不正を隠す禁止拡大 弾圧にひるまず監視続ける 沖縄ドローンプロジェクト 奥間政則

 私は、防衛局の工事進捗状況だけでなく工事の不正を暴くことを目的として、辺野古や高江でドキュメンタリー映画を製作している「森の映画社」に呼びかけて2018年1月「沖縄ドローンプロジェクト」を立ち上げた。

 海洋工事の経験を活かして、あらゆる角度から俯瞰(ふかん)できるドローンを活用することで、防衛局が不正に濁り水を流出する証拠写真を撮影し公表してきた。それを脅威に感じた政府は、2019年6月にドローンを弾圧するための「改正ドローン規制法」を強行採決し施行した。この規制法は国内法だから米軍施設に適用するのは難しいと、辺野古のゲート前でも全国の講演でも述べてきたが、その考えはあっさりと覆された。

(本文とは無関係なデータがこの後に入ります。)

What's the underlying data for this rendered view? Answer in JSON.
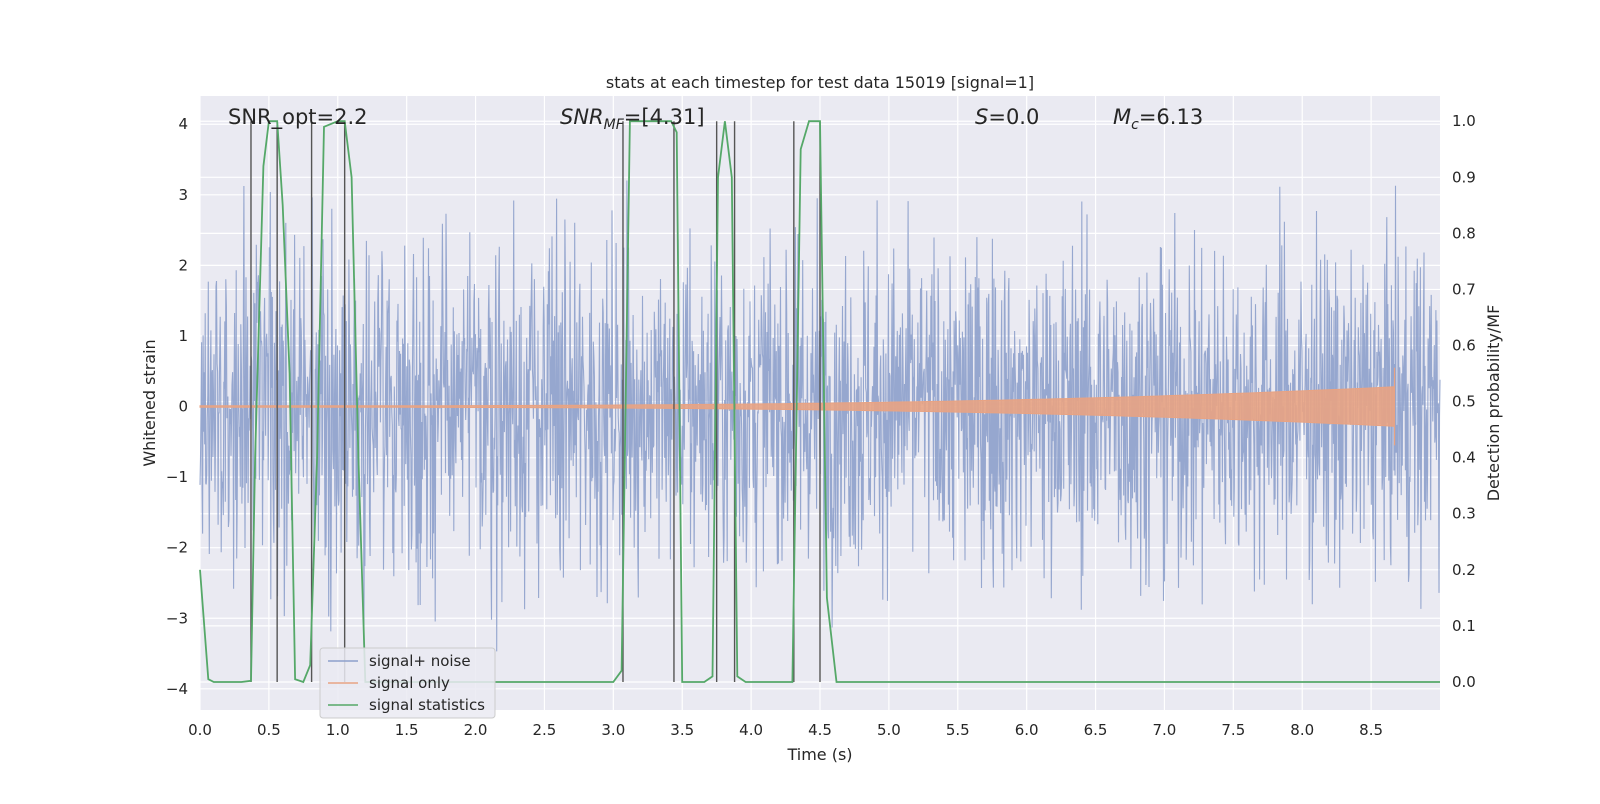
{
  "chart_data": {
    "type": "line",
    "title": "stats at each timestep for test data 15019 [signal=1]",
    "xlabel": "Time (s)",
    "ylabel_left": "Whitened strain",
    "ylabel_right": "Detection probability/MF",
    "xlim": [
      0,
      9.0
    ],
    "ylim_left": [
      -4.3,
      4.4
    ],
    "ylim_right": [
      -0.05,
      1.045
    ],
    "grid": true,
    "legend_placement": "lower-left",
    "x_ticks": [
      "0.0",
      "0.5",
      "1.0",
      "1.5",
      "2.0",
      "2.5",
      "3.0",
      "3.5",
      "4.0",
      "4.5",
      "5.0",
      "5.5",
      "6.0",
      "6.5",
      "7.0",
      "7.5",
      "8.0",
      "8.5"
    ],
    "y_ticks_left": [
      "4",
      "3",
      "2",
      "1",
      "0",
      "−1",
      "−2",
      "−3",
      "−4"
    ],
    "y_ticks_right": [
      "1.0",
      "0.9",
      "0.8",
      "0.7",
      "0.6",
      "0.5",
      "0.4",
      "0.3",
      "0.2",
      "0.1",
      "0.0"
    ],
    "annotations": {
      "snr_opt": "SNR_opt=2.2",
      "snr_mf_main": "SNR",
      "snr_mf_sub": "MF",
      "snr_mf_value": "=[4.31]",
      "s_symbol": "S",
      "s_value": "=0.0",
      "mc_main": "M",
      "mc_sub": "c",
      "mc_value": "=6.13"
    },
    "legend": [
      "signal+ noise",
      "signal only",
      "signal statistics"
    ],
    "series": [
      {
        "name": "signal+ noise",
        "color": "#8da0cb",
        "description_stats": {
          "x_start": 0.0,
          "x_end": 9.0,
          "mean": 0.0,
          "std": 1.0,
          "min": -4.0,
          "max": 3.95
        }
      },
      {
        "name": "signal only",
        "color": "#e8a383",
        "chirp": {
          "x_start": 0.0,
          "x_end": 8.67,
          "amp_start": 0.01,
          "amp_end": 0.28
        }
      },
      {
        "name": "signal statistics",
        "color": "#55a868",
        "x": [
          0.0,
          0.06,
          0.1,
          0.16,
          0.3,
          0.37,
          0.4,
          0.46,
          0.5,
          0.56,
          0.6,
          0.65,
          0.69,
          0.75,
          0.8,
          0.85,
          0.9,
          1.0,
          1.05,
          1.1,
          1.15,
          1.2,
          1.25,
          3.0,
          3.06,
          3.12,
          3.2,
          3.42,
          3.46,
          3.5,
          3.58,
          3.66,
          3.72,
          3.76,
          3.81,
          3.86,
          3.9,
          3.96,
          4.0,
          4.3,
          4.36,
          4.42,
          4.5,
          4.55,
          4.62,
          9.0
        ],
        "values": [
          0.2,
          0.005,
          0.0,
          0.0,
          0.0,
          0.002,
          0.4,
          0.92,
          1.0,
          1.0,
          0.85,
          0.55,
          0.005,
          0.0,
          0.03,
          0.4,
          0.99,
          1.0,
          1.0,
          0.9,
          0.4,
          0.0,
          0.0,
          0.0,
          0.02,
          1.0,
          1.0,
          1.0,
          0.98,
          0.0,
          0.0,
          0.0,
          0.01,
          0.9,
          1.0,
          0.9,
          0.01,
          0.0,
          0.0,
          0.0,
          0.95,
          1.0,
          1.0,
          0.15,
          0.0,
          0.0
        ]
      }
    ],
    "vertical_lines_x": [
      0.37,
      0.56,
      0.81,
      1.05,
      3.07,
      3.44,
      3.75,
      3.88,
      4.31,
      4.5
    ]
  }
}
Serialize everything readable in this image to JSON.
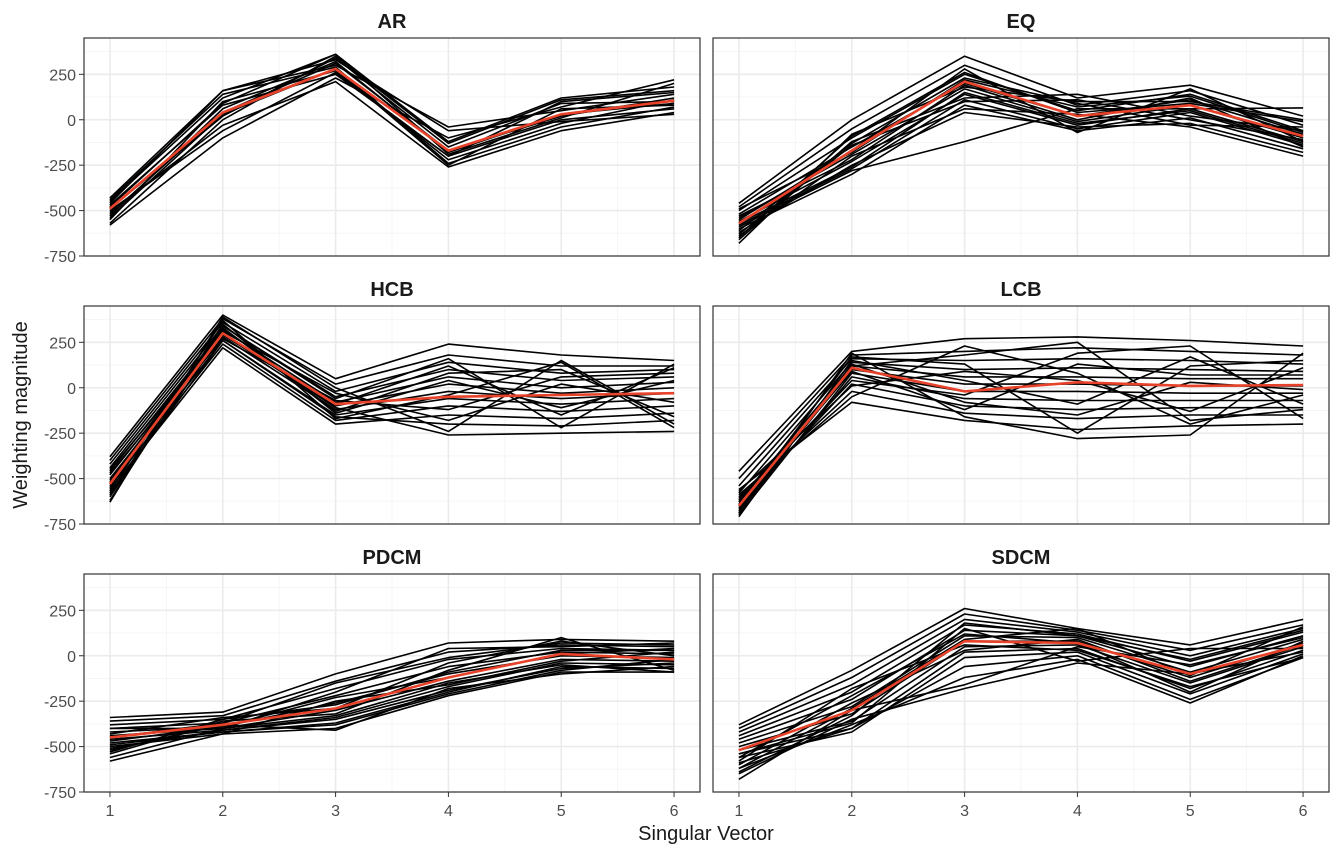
{
  "chart_data": {
    "type": "line",
    "ylabel": "Weighting magnitude",
    "xlabel": "Singular Vector",
    "x": [
      1,
      2,
      3,
      4,
      5,
      6
    ],
    "xlim": [
      0.77,
      6.23
    ],
    "ylim": [
      -750,
      450
    ],
    "yticks": [
      -750,
      -500,
      -250,
      0,
      250
    ],
    "grid": true,
    "colors": {
      "sample": "#000000",
      "mean": "#e8432a",
      "gridMajor": "#ebebeb",
      "gridMinor": "#f5f5f5",
      "border": "#333333"
    },
    "panels": [
      {
        "title": "AR",
        "mean": [
          -490,
          40,
          280,
          -170,
          30,
          105
        ],
        "samples": [
          [
            -430,
            160,
            300,
            -40,
            50,
            140
          ],
          [
            -450,
            120,
            360,
            -120,
            120,
            180
          ],
          [
            -470,
            80,
            250,
            -200,
            0,
            60
          ],
          [
            -490,
            20,
            340,
            -150,
            90,
            100
          ],
          [
            -510,
            -30,
            210,
            -260,
            -60,
            40
          ],
          [
            -530,
            60,
            320,
            -180,
            30,
            90
          ],
          [
            -550,
            100,
            270,
            -220,
            -20,
            110
          ],
          [
            -570,
            0,
            350,
            -130,
            110,
            160
          ],
          [
            -580,
            -100,
            230,
            -100,
            70,
            220
          ],
          [
            -440,
            140,
            290,
            -240,
            -40,
            70
          ],
          [
            -520,
            40,
            310,
            -170,
            20,
            120
          ],
          [
            -500,
            -60,
            260,
            -200,
            100,
            150
          ],
          [
            -460,
            160,
            330,
            -60,
            -10,
            30
          ],
          [
            -540,
            30,
            280,
            -250,
            60,
            80
          ],
          [
            -480,
            90,
            360,
            -190,
            10,
            200
          ]
        ]
      },
      {
        "title": "EQ",
        "mean": [
          -570,
          -170,
          210,
          20,
          80,
          -90
        ],
        "samples": [
          [
            -460,
            0,
            350,
            120,
            190,
            20
          ],
          [
            -480,
            -50,
            300,
            80,
            160,
            -30
          ],
          [
            -500,
            -100,
            250,
            50,
            140,
            -60
          ],
          [
            -520,
            -150,
            200,
            20,
            110,
            -80
          ],
          [
            -540,
            -190,
            170,
            -10,
            80,
            -100
          ],
          [
            -560,
            -230,
            140,
            -30,
            60,
            -120
          ],
          [
            -580,
            -270,
            110,
            -50,
            40,
            -140
          ],
          [
            -600,
            -300,
            80,
            -60,
            10,
            -160
          ],
          [
            -620,
            -250,
            40,
            -40,
            -20,
            -180
          ],
          [
            -640,
            -200,
            60,
            30,
            -40,
            -200
          ],
          [
            -660,
            -120,
            120,
            140,
            20,
            -60
          ],
          [
            -680,
            -80,
            180,
            100,
            100,
            0
          ],
          [
            -590,
            -280,
            -120,
            60,
            60,
            65
          ],
          [
            -550,
            -170,
            280,
            -70,
            170,
            -120
          ],
          [
            -610,
            -130,
            230,
            90,
            -30,
            -40
          ],
          [
            -530,
            -220,
            190,
            0,
            120,
            -150
          ],
          [
            -650,
            -90,
            260,
            40,
            90,
            -10
          ],
          [
            -570,
            -260,
            150,
            -20,
            50,
            -130
          ],
          [
            -490,
            -180,
            220,
            70,
            130,
            -70
          ],
          [
            -630,
            -140,
            100,
            110,
            0,
            -110
          ]
        ]
      },
      {
        "title": "HCB",
        "mean": [
          -530,
          300,
          -90,
          -50,
          -40,
          -30
        ],
        "samples": [
          [
            -380,
            400,
            50,
            240,
            180,
            150
          ],
          [
            -400,
            380,
            20,
            180,
            120,
            120
          ],
          [
            -420,
            360,
            -20,
            140,
            80,
            100
          ],
          [
            -440,
            340,
            -50,
            100,
            40,
            60
          ],
          [
            -460,
            320,
            -80,
            60,
            0,
            30
          ],
          [
            -480,
            300,
            -100,
            20,
            -30,
            0
          ],
          [
            -500,
            280,
            -120,
            -20,
            -60,
            -30
          ],
          [
            -520,
            260,
            -150,
            -60,
            -90,
            -60
          ],
          [
            -540,
            240,
            -180,
            -100,
            -130,
            -100
          ],
          [
            -560,
            220,
            -200,
            -150,
            -170,
            -140
          ],
          [
            -580,
            260,
            -160,
            -200,
            -210,
            -180
          ],
          [
            -600,
            300,
            -110,
            -260,
            -250,
            -240
          ],
          [
            -620,
            340,
            -60,
            160,
            -220,
            130
          ],
          [
            -630,
            390,
            0,
            -240,
            150,
            -200
          ],
          [
            -550,
            330,
            -130,
            80,
            100,
            -160
          ],
          [
            -470,
            270,
            -70,
            -120,
            60,
            80
          ],
          [
            -590,
            350,
            -140,
            40,
            -110,
            40
          ],
          [
            -510,
            310,
            -30,
            -180,
            20,
            -80
          ],
          [
            -450,
            290,
            -90,
            120,
            -150,
            110
          ],
          [
            -570,
            370,
            -170,
            -40,
            140,
            -220
          ]
        ]
      },
      {
        "title": "LCB",
        "mean": [
          -650,
          110,
          -20,
          30,
          10,
          15
        ],
        "samples": [
          [
            -460,
            200,
            270,
            280,
            260,
            230
          ],
          [
            -500,
            180,
            200,
            220,
            200,
            180
          ],
          [
            -540,
            160,
            150,
            160,
            150,
            130
          ],
          [
            -580,
            140,
            100,
            110,
            100,
            90
          ],
          [
            -620,
            120,
            60,
            60,
            50,
            50
          ],
          [
            -660,
            100,
            20,
            20,
            10,
            10
          ],
          [
            -700,
            80,
            -20,
            -20,
            -30,
            -30
          ],
          [
            -680,
            60,
            -60,
            -70,
            -70,
            -70
          ],
          [
            -640,
            20,
            -100,
            -120,
            -110,
            -110
          ],
          [
            -600,
            -20,
            -140,
            -170,
            -150,
            -150
          ],
          [
            -560,
            -80,
            -180,
            -230,
            -210,
            -200
          ],
          [
            -690,
            190,
            -160,
            -280,
            -260,
            190
          ],
          [
            -670,
            120,
            180,
            250,
            -180,
            -120
          ],
          [
            -610,
            40,
            -40,
            190,
            230,
            -170
          ],
          [
            -650,
            170,
            130,
            -250,
            120,
            150
          ],
          [
            -590,
            -50,
            230,
            80,
            -200,
            -40
          ],
          [
            -630,
            90,
            -120,
            130,
            70,
            70
          ],
          [
            -710,
            150,
            40,
            -90,
            170,
            -90
          ],
          [
            -570,
            10,
            90,
            40,
            -130,
            110
          ],
          [
            -690,
            130,
            -80,
            -150,
            30,
            -10
          ]
        ]
      },
      {
        "title": "PDCM",
        "mean": [
          -450,
          -380,
          -290,
          -120,
          10,
          -20
        ],
        "samples": [
          [
            -340,
            -310,
            -100,
            70,
            90,
            80
          ],
          [
            -360,
            -330,
            -140,
            20,
            60,
            50
          ],
          [
            -380,
            -350,
            -180,
            -20,
            40,
            30
          ],
          [
            -400,
            -370,
            -220,
            -60,
            20,
            10
          ],
          [
            -420,
            -390,
            -260,
            -100,
            0,
            -10
          ],
          [
            -440,
            -400,
            -300,
            -140,
            -20,
            -30
          ],
          [
            -460,
            -410,
            -340,
            -170,
            -40,
            -50
          ],
          [
            -480,
            -420,
            -370,
            -200,
            -60,
            -70
          ],
          [
            -500,
            -430,
            -400,
            -220,
            -90,
            -90
          ],
          [
            -520,
            -380,
            -410,
            -180,
            -100,
            -60
          ],
          [
            -540,
            -360,
            -320,
            -80,
            100,
            -80
          ],
          [
            -560,
            -400,
            -200,
            40,
            50,
            70
          ],
          [
            -580,
            -430,
            -250,
            -160,
            -30,
            20
          ],
          [
            -430,
            -340,
            -290,
            -40,
            80,
            0
          ],
          [
            -470,
            -390,
            -230,
            -120,
            10,
            40
          ],
          [
            -510,
            -410,
            -350,
            -190,
            -70,
            -40
          ],
          [
            -450,
            -370,
            -150,
            -10,
            70,
            60
          ],
          [
            -490,
            -420,
            -380,
            -210,
            -80,
            -20
          ],
          [
            -530,
            -350,
            -270,
            -90,
            30,
            30
          ],
          [
            -400,
            -400,
            -330,
            -150,
            -50,
            -90
          ]
        ]
      },
      {
        "title": "SDCM",
        "mean": [
          -520,
          -300,
          80,
          70,
          -100,
          60
        ],
        "samples": [
          [
            -380,
            -80,
            260,
            150,
            60,
            200
          ],
          [
            -400,
            -120,
            230,
            140,
            30,
            170
          ],
          [
            -420,
            -160,
            200,
            130,
            0,
            150
          ],
          [
            -440,
            -200,
            170,
            120,
            -30,
            130
          ],
          [
            -460,
            -240,
            140,
            110,
            -60,
            110
          ],
          [
            -480,
            -280,
            110,
            100,
            -90,
            90
          ],
          [
            -500,
            -320,
            80,
            80,
            -120,
            70
          ],
          [
            -520,
            -360,
            50,
            60,
            -150,
            50
          ],
          [
            -540,
            -400,
            20,
            40,
            -180,
            30
          ],
          [
            -560,
            -420,
            -10,
            20,
            -210,
            10
          ],
          [
            -590,
            -400,
            -60,
            0,
            -240,
            -10
          ],
          [
            -620,
            -380,
            -120,
            -20,
            -260,
            0
          ],
          [
            -650,
            -350,
            -180,
            -40,
            -100,
            20
          ],
          [
            -680,
            -300,
            -160,
            50,
            -50,
            100
          ],
          [
            -600,
            -260,
            30,
            90,
            -140,
            60
          ],
          [
            -560,
            -220,
            120,
            70,
            -200,
            80
          ],
          [
            -640,
            -330,
            180,
            110,
            -20,
            140
          ],
          [
            -580,
            -180,
            60,
            30,
            -170,
            -10
          ],
          [
            -620,
            -290,
            90,
            150,
            -110,
            160
          ],
          [
            -540,
            -370,
            150,
            -30,
            40,
            40
          ]
        ]
      }
    ]
  }
}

 規制は、明らかに辺野古の設計変更を見据えて、大型重機を用いた大浦湾の工事で発生する濁り水を撮影させないための動きだとみている。8月7日、防衛省がホームページで告示した14の自衛隊施設と15の在日米軍施設が新たにドローンの飛行禁止対象となり、そこに辺野古も含まれている。

 米軍施設は9月6日から規制されることになる。この発表を受けて沖縄ドローンプロジェクトとしては、弁護団とも緊急会議を設けて対策を検討した。

ドローン調査に警官

 防衛省が指定したドローンの飛行禁止区域を把握するために8月14日、辺野古でドローン調査を行った。終わる頃に通報を受けたとして名護署の警官が3人来たが、まだ規制はかかっていないので身分証や許可書、機材の確認程度だった。その後2人が加わり、この日は合計5人の警官が我々の調査を監視に来た。

 これまでと明らかに違うことは、後からの2人のうち1人は機動隊員、もう一人は身なりからして軍警(米軍憲兵関係者)のように見えた。今までにない物々しい雰囲気で、9月6日以降は確実に弾圧するという視線を感じた。

 8月18日にも通報を受けて警官が来たが、初対面の警官に「あなたが奥間さんですか」と聞かれた。ドローン撮影をしている人たちがどこの所属かなど知らないはず。面識もない警官が私の名前を出したことは、完全に警察にマークされているのだと認識した。

 規制後も撮影を続けるが、上空を飛んでいるドローンが禁止区域に入ったとしてもどのように警察が確認するのかわからない。誤認逮捕も充分ありうるので、対抗策として、GPSでドローンを制御できるアプリを導入し、毅然と対応する準備をしている。

 不当な弾圧には決してひるむことなく、沖縄ドローンプロジェクトはこれからも活動を続けていく。